2025.08

Features & Enhancements

New Rapid Response cards and tests were released to quickly assess exposure to several prominent vulnerabilities:

Xerox FreeFlow Core (CVE-2025-8356): Path traversal vulnerability in Xerox FreeFlow Core workflow automation that could allow remote code execution by unauthenticated attackers.
Fortinet FortiSIEM (CVE-2025-25256): Unauthenticated OS command injection via crafted CLI requests (phMonitor/TCP 7900) enabling remote code execution.
Citrix NetScaler ADC & Gateway (CVE-2025-7776): Memory overflow flaw that can trigger denial of service on appliances configured as Gateway/AAA with a PCoIP profile (not RCE).
CrushFTP (CVE-2025-54309): AS2 validation flaw allowing attackers to bypass authentication and obtain admin access via HTTPS; DMZ proxy setups are not affected.

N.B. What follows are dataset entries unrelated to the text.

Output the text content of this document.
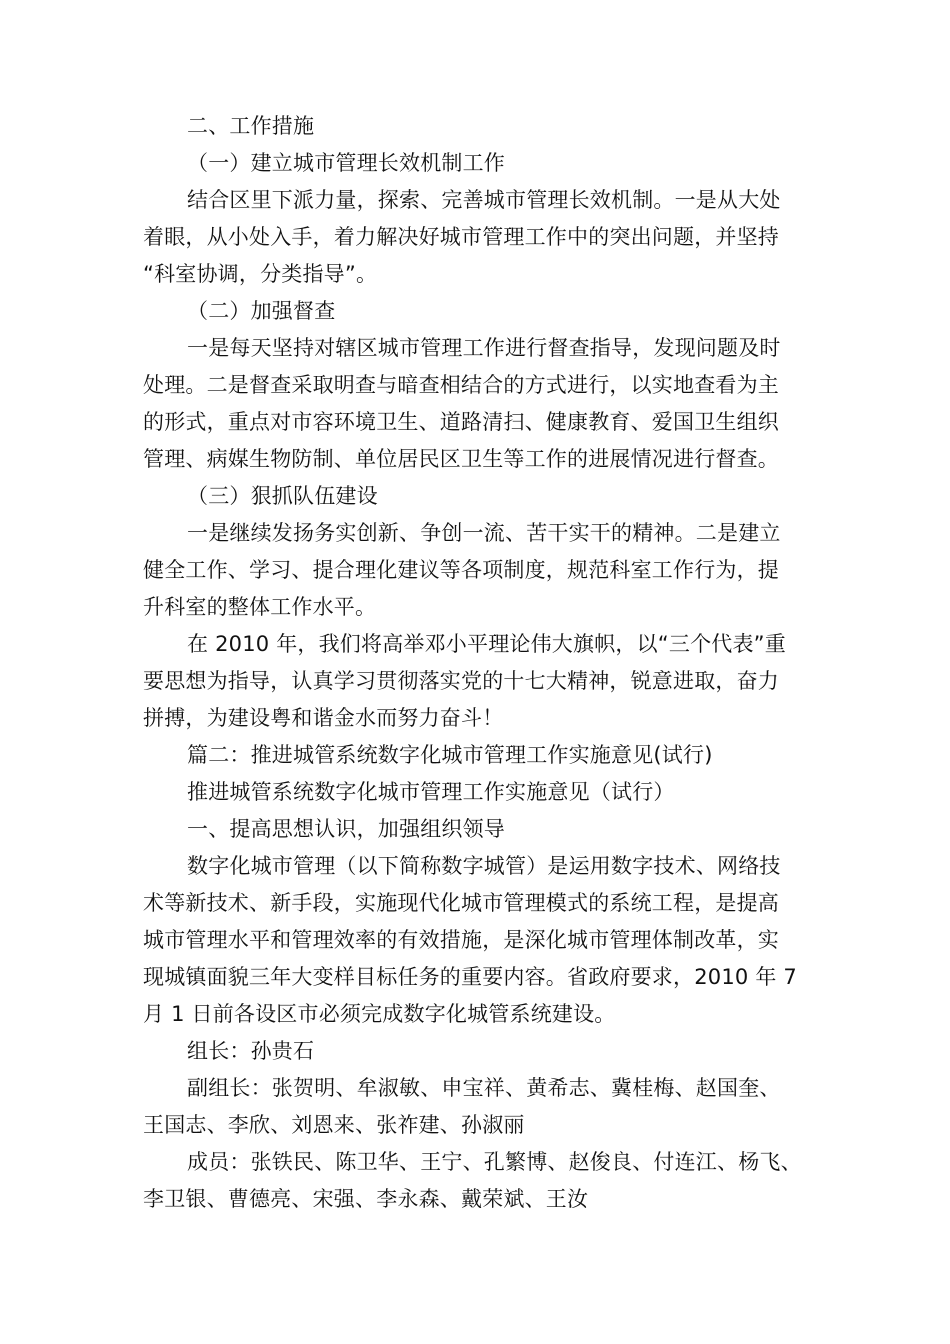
二、工作措施
（一）建立城市管理长效机制工作
结合区里下派力量，探索、完善城市管理长效机制。一是从大处
着眼，从小处入手，着力解决好城市管理工作中的突出问题，并坚持
“科室协调，分类指导”。
（二）加强督查
一是每天坚持对辖区城市管理工作进行督查指导，发现问题及时
处理。二是督查采取明查与暗查相结合的方式进行，以实地查看为主
的形式，重点对市容环境卫生、道路清扫、健康教育、爱国卫生组织
管理、病媒生物防制、单位居民区卫生等工作的进展情况进行督查。
（三）狠抓队伍建设
一是继续发扬务实创新、争创一流、苦干实干的精神。二是建立
健全工作、学习、提合理化建议等各项制度，规范科室工作行为，提
升科室的整体工作水平。
在 2010 年，我们将高举邓小平理论伟大旗帜，以“三个代表”重
要思想为指导，认真学习贯彻落实党的十七大精神，锐意进取，奋力
拼搏，为建设粤和谐金水而努力奋斗！
篇二：推进城管系统数字化城市管理工作实施意见(试行)
推进城管系统数字化城市管理工作实施意见（试行）
一、提高思想认识，加强组织领导
数字化城市管理（以下简称数字城管）是运用数字技术、网络技
术等新技术、新手段，实施现代化城市管理模式的系统工程，是提高
城市管理水平和管理效率的有效措施，是深化城市管理体制改革，实
现城镇面貌三年大变样目标任务的重要内容。省政府要求，2010 年 7
月 1 日前各设区市必须完成数字化城管系统建设。
组长：孙贵石
副组长：张贺明、牟淑敏、申宝祥、黄希志、冀桂梅、赵国奎、
王国志、李欣、刘恩来、张祚建、孙淑丽
成员：张铁民、陈卫华、王宁、孔繁博、赵俊良、付连江、杨飞、
李卫银、曹德亮、宋强、李永森、戴荣斌、王汝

UI Enhancements for Rapid Response

CVE aliases (e.g., CitrixBleed2 for CVE-2025-5777) are now displayed for clarity.
CVE IDs are shown alongside H3 Weakness IDs, making it easier to correlate NodeZero findings with public CVE disclosures.

Cisco HyperFlex HX (CVE-2021-1498): Critical vulnerability in Cisco HyperFlex software where improper input validation allows unauthenticated remote attackers to execute arbitrary commands as the root user.
Active Directory Enhancements:
Expanded domain trust enumeration capabilities.
Support for cross-domain attacks such as the Golden Ticket technique.
Smarter extraction of passwords from AD attributes to strengthen privilege escalation paths.
Updated CVE-2024-8069 (Citrix Session Recording) and CVE-2025-20281 (Cisco ISE/ISE-PIC) to reflect their addition to the CISA KEV list.

Added a “child of” indicator in account settings for clearer hierarchy mapping.
Subclient assets now display directly on the asset page for improved visibility.

Minor visual refinements and consistency improvements across client management views.